By pomm79, Jun 9 2017 07:00PM
Many males are strongly attracted to the top pheromone scent marks of females in estrus and also sniff and lick the genitalia of these females (c.f. Michael and Zumpe 1972). Galago senegalensis E. Geoffroy, Loris tardigradus and Perodicticus potto females produce a conspicuous vaginal discharge at the time of estrus.
In Loris and Perodicticus it is mixed with urine during marking and in all three species it has an extremely strong attraction for the male, very likely informing him about the pheromonal condition of the female and at the same time arousing his sexual activities (Sauer and Sauer 1963; Doyle et al. 1967; Seitz 1969). Female Lemur cam show a peak of genital marking during and after estrus (Jolly 1966).
They press the inner surfaces of the labia against the substrate and apply vaginal mucus and probably urine (Evans and Goy 1968). In marmoset monkeys, scent marking frequency increases immediately before and after copulation (Epple 1970). Female Callimico goeldi (Thomas) impregnate their tails with urine and the secretions of the circumgenital scent glands with increased frequency during estrus. The male apparently keeps a check on the reproductive condition of the female by regularly smelling and licking her genital scent glands and urine.

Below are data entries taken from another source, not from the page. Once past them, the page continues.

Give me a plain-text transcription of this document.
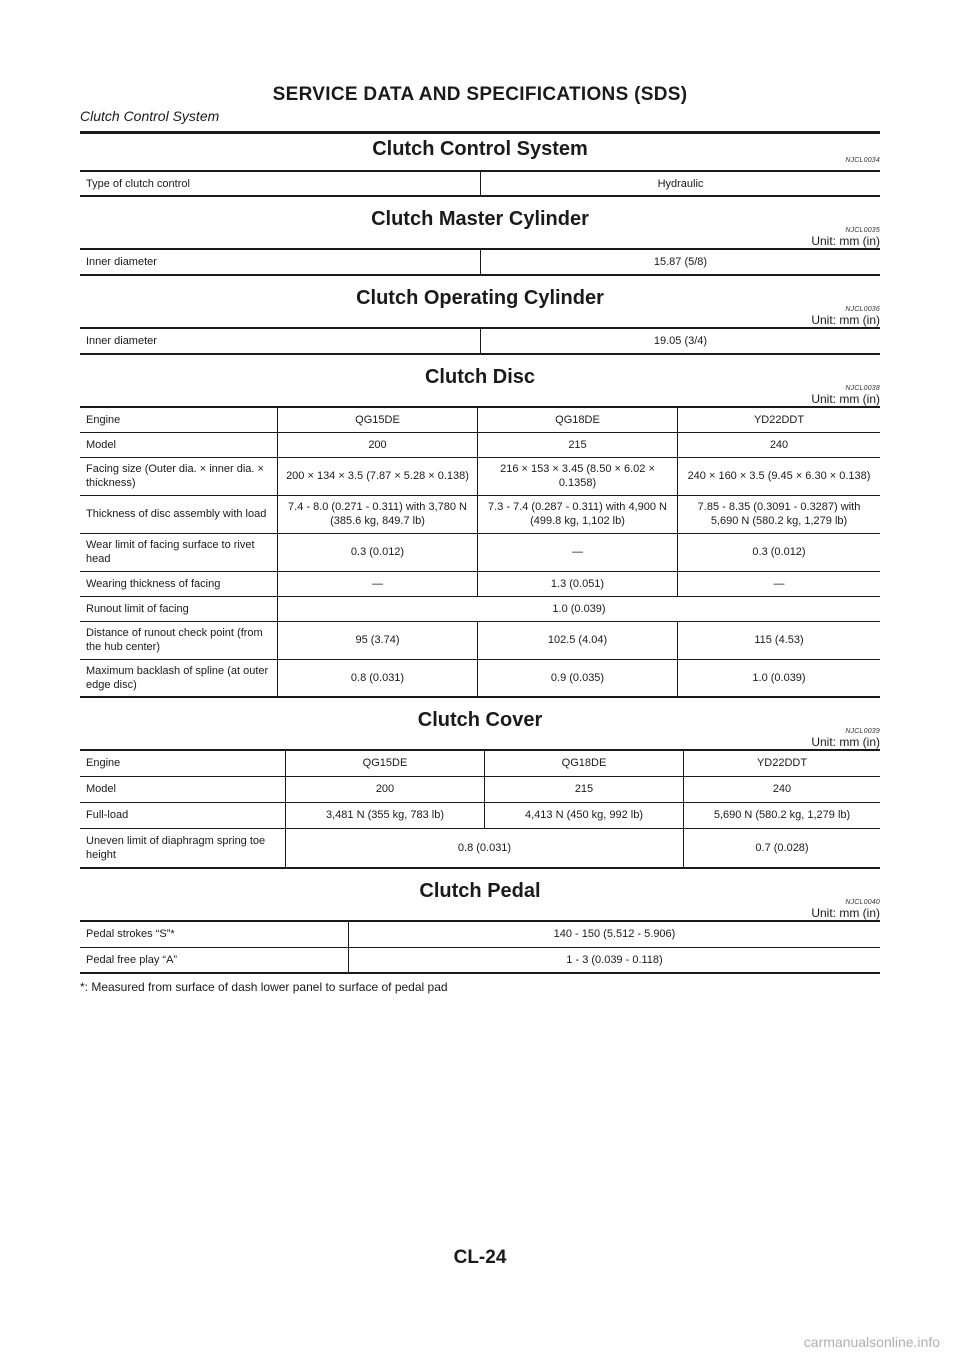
SERVICE DATA AND SPECIFICATIONS (SDS)
Clutch Control System
Clutch Control System
NJCL0034
Type of clutch control	Hydraulic
Clutch Master Cylinder
NJCL0035
Unit: mm (in)
Inner diameter	15.87 (5/8)
Clutch Operating Cylinder
NJCL0036
Unit: mm (in)
Inner diameter	19.05 (3/4)
Clutch Disc
NJCL0038
Unit: mm (in)
Engine	QG15DE	QG18DE	YD22DDT
Model	200	215	240
Facing size (Outer dia. × inner dia. × thickness)	200 × 134 × 3.5 (7.87 × 5.28 × 0.138)	216 × 153 × 3.45 (8.50 × 6.02 × 0.1358)	240 × 160 × 3.5 (9.45 × 6.30 × 0.138)
Thickness of disc assembly with load	7.4 - 8.0 (0.271 - 0.311) with 3,780 N (385.6 kg, 849.7 lb)	7.3 - 7.4 (0.287 - 0.311) with 4,900 N (499.8 kg, 1,102 lb)	7.85 - 8.35 (0.3091 - 0.3287) with 5,690 N (580.2 kg, 1,279 lb)
Wear limit of facing surface to rivet head	0.3 (0.012)	—	0.3 (0.012)
Wearing thickness of facing	—	1.3 (0.051)	—
Runout limit of facing	1.0 (0.039)		
Distance of runout check point (from the hub center)	95 (3.74)	102.5 (4.04)	115 (4.53)
Maximum backlash of spline (at outer edge disc)	0.8 (0.031)	0.9 (0.035)	1.0 (0.039)
Clutch Cover
NJCL0039
Unit: mm (in)
Engine	QG15DE	QG18DE	YD22DDT
Model	200	215	240
Full-load	3,481 N (355 kg, 783 lb)	4,413 N (450 kg, 992 lb)	5,690 N (580.2 kg, 1,279 lb)
Uneven limit of diaphragm spring toe height	0.8 (0.031)		0.7 (0.028)
Clutch Pedal
NJCL0040
Unit: mm (in)
Pedal strokes “S”*	140 - 150 (5.512 - 5.906)
Pedal free play “A”	1 - 3 (0.039 - 0.118)
*: Measured from surface of dash lower panel to surface of pedal pad
CL-24
carmanualsonline.info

The pheromonal chemical cues from the female seem to initiate courtship and mating during estrus (Lorenz 1972). In another South American monkey Saimiri sciureus, Latta et al. (1967) report that receptive females show the increased urine washing of hands and feet and that males increasingly smell female odors during this time. Spider monkey (Ateles belzebuth E. Geoffroy and Ateles geoffroyi Kuhl) males in capitivity and under natural conditions frequently sniff, lick and even drink the urine of females in all phases of the sexual cycle, including pregnancy. They also sniff their own hands after handling the clitora of females and investigate places where females sat. Since females do not show any visual signs of cycling, Klein (1971) suggests that olfactory clues are the main transmitters of in- formation on the reproductive condition of the female.
In Old World primates, pheromone olfactory investigation of the females’ genitalia is com- mon. Rowell (1972) points out that in species whose females do not show conspi- cuous visual signs of cycling, olfactory investigation of the females by males is particularly common. For instance, in Macaca speciosa arctoides J. Geoffroy, which shows no female sexual swelling, males ~ prior to copulation — insert their fingers into the female’s vagina, sniffing them afterwards (Michael and Zumpe 1972). Evidence of chemical communication of sexual cycling is also found in Macaca radiata E. Geoffroy, again a species which does not show visual signs of female receptivity (Rahaman and Parthasarathy 1971).
Even in those species whose females show visual signs of cycling, pheromonal communication might be important. Michael and Keverne (1969) showed that the stimulation of intense redness of the sexual skin of ovariectomized rhesus monkeys by topical application of estradiol did not stimulate male sexual interest in these females. The application of sex pheromones to the same females, however, resulted in a dramatic increase in sexual behavior of males and pheromones.
Among all inferred primate sexual attractants the only one whose behavioral function, hormonal control and chemical nature has been analyzed in detail is the sex pheromone of the rhesus monkey, Macaca mulatta.